Sadar maupun tidak sadar, sebenarnya kita sedikit tersiksa dengan banyaknya perencanaan untuk sukses yang muncul di benak kita. Bagaimana tidak, kita menginginkan sesuatu, namun impian yang diharapkan masih jauh dari kenyataan. Sebagaimana seorang pemuda yang mencintai gadis idamannya, namun sayang, dia menjadi milik orang lain. Tinggal korban perasaan. Pemuda baik akan berusaha untuk melupakan sang gadis impian agar tidak menjadi beban hidup yang berlarut baginya.
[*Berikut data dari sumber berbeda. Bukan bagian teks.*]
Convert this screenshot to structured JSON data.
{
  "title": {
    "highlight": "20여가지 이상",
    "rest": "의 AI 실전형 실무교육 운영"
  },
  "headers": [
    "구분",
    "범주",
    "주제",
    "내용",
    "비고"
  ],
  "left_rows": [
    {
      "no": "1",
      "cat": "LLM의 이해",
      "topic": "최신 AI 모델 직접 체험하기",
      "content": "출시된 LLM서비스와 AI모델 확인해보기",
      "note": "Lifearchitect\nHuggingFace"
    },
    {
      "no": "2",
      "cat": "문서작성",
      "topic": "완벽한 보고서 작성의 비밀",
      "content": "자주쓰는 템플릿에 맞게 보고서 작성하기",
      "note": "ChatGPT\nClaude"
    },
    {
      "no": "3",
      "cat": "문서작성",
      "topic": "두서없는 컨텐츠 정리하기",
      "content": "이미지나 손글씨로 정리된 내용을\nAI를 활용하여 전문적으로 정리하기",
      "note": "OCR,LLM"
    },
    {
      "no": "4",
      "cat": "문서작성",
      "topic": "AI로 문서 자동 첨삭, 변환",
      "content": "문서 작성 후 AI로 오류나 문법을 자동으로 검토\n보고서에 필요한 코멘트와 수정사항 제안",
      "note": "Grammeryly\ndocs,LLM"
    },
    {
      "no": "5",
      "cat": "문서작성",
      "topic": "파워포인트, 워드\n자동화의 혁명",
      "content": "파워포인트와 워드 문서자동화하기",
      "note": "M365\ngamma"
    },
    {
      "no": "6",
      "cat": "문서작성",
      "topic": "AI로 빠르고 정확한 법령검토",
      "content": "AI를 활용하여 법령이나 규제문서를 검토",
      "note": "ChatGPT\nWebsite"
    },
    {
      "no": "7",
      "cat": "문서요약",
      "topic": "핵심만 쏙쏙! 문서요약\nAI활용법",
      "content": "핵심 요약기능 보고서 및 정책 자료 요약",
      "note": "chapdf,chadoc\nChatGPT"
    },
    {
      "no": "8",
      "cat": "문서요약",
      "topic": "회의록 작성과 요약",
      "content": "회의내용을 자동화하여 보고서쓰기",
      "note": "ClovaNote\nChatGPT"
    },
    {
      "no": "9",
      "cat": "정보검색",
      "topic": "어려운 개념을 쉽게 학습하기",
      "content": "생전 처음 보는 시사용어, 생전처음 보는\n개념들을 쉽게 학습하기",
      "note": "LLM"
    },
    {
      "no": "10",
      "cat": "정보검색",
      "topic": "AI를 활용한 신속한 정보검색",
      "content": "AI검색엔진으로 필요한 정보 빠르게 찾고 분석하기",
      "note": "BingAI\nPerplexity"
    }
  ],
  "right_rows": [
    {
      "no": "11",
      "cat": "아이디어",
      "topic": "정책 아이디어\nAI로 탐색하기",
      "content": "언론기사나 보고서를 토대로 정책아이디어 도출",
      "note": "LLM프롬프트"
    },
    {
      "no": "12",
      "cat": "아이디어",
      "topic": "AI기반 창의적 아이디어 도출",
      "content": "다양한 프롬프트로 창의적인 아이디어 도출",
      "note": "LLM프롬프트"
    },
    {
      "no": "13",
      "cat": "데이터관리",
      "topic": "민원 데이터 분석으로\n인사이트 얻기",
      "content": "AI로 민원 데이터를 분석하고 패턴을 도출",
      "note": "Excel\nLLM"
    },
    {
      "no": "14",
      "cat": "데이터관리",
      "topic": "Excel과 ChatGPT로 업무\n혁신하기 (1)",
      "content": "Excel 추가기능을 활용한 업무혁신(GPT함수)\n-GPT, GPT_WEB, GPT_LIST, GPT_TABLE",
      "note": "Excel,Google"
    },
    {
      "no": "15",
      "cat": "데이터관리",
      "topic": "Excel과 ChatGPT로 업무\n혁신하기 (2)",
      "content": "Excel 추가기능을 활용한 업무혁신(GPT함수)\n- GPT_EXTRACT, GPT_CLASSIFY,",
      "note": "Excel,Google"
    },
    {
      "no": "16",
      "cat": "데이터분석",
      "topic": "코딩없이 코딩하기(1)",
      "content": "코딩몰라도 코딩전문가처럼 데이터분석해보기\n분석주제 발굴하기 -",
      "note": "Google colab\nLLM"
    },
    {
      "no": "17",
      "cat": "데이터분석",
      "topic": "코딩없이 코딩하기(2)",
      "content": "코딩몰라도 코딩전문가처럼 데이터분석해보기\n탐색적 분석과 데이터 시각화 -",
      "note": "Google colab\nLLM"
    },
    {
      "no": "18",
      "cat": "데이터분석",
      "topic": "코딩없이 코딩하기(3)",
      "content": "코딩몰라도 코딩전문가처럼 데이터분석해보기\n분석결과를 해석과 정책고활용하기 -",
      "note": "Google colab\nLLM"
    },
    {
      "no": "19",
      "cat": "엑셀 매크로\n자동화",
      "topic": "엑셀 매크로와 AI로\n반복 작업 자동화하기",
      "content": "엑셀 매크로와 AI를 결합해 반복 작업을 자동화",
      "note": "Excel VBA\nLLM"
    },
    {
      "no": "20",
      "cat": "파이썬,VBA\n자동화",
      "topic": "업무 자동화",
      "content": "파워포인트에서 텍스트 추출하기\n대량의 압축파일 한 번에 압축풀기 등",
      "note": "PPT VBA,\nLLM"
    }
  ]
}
Tak jauh beda dengan harta dan dunia. Berharap kekayaan besar yang tak kunjung datang, paling tidak akan merugikan perasaan Anda. Hanya saja, mungkin kadarnya tidak banyak. Yang lebih penting adalah bagaimana menghilangkan keinginan ini, sehingga tidak membuat Anda selalu berangan-angan.
Di kesempatan ini, mungkin tidak banyak yang bisa kita bahas. Hanya mengambil beberapa pelajaran penting dari firman Allah. Bukan karena ayat ini bermakna sempit, tetapi karena pemahaman sayalah yang terbatas.
Allah berfirman,
فَخَرَجَ عَلَى قَوْمِهِ فِي زِينَتِهِ قَالَ الَّذِينَ يُرِيدُونَ الْحَيَاةَ الدُّنْيَا يَا لَيْتَ لَنَا مِثْلَ مَا أُوتِيَ قَارُونُ إِنَّهُ لَذُو حَظٍّ عَظِيمٍ (79) وَقَالَ الَّذِينَ أُوتُوا الْعِلْمَ وَيْلَكُمْ ثَوَابُ اللَّهِ خَيْرٌ لِمَنْ آمَنَ وَعَمِلَ صَالِحًا وَلَا يُلَقَّاهَا إِلَّا الصَّابِرُونَ (80) فَخَسَفْنَا بِهِ وَبِدَارِهِ الْأَرْضَ فَمَا كَانَ لَهُ مِنْ فِئَةٍ يَنْصُرُونَهُ مِنْ دُونِ اللَّهِ وَمَا كَانَ مِنَ الْمُنْتَصِرِينَ (81) وَأَصْبَحَ الَّذِينَ تَمَنَّوْا مَكَانَهُ بِالْأَمْسِ يَقُولُونَ وَيْكَأَنَّ اللَّهَ يَبْسُطُ الرِّزْقَ لِمَنْ يَشَاءُ مِنْ عِبَادِهِ وَيَقْدِرُ لَوْلَا أَنْ مَنَّ اللَّهُ عَلَيْنَا لَخَسَفَ بِنَا وَيْكَأَنَّهُ لَا يُفْلِحُ الْكَافِرُونَ (82
“Maka keluarlah Qarun kepada kaumnya dalam kemegahannya. Orang-orang yang menghendaki kehidupan dunia pun berkata, ‘Moga-moga kiranya kita mempunyai perbendaharaan seperti yang telah diberikan kepada Qarun; sesungguhnya, ia benar-benar mempunyai keberuntungan yang besar.’ Berkatalah orang-orang yang dianugerahi ilmu, ‘Kecelakaan yang besarlah bagimu! Pahala Allah adalah lebih baik bagi orang-orang yang beriman dan beramal saleh, dan pahala itu tidak diperoleh kecuali oleh orang-orang yang sabar.’ Maka Kami benamkanlah Qarun beserta rumahnya ke dalam bumi. Maka tidak ada suatu golongan pun yang menolongnya dari azab Allah. Dan tiadalah ia termasuk orang-orang (yang dapat) membela (dirinya). Dan orang-orang yang kemarin mencita-citakan kedudukan Qarun itu pun, ‘Aduhai, benarlah Allah melapangkan rezeki bagi siapa yang Dia kehendaki dari hamba-hambanya dan menyempitkannya; kalau Allah tidak melimpahkan karunia-Nya atas kita, benar-benar Dia telah membenamkan kita (pula). Aduhai benarlah, tidak beruntunglah orang-orang yang mengingkari (nikmat Allah).’” (Q.S. Al-Qashash:79–82)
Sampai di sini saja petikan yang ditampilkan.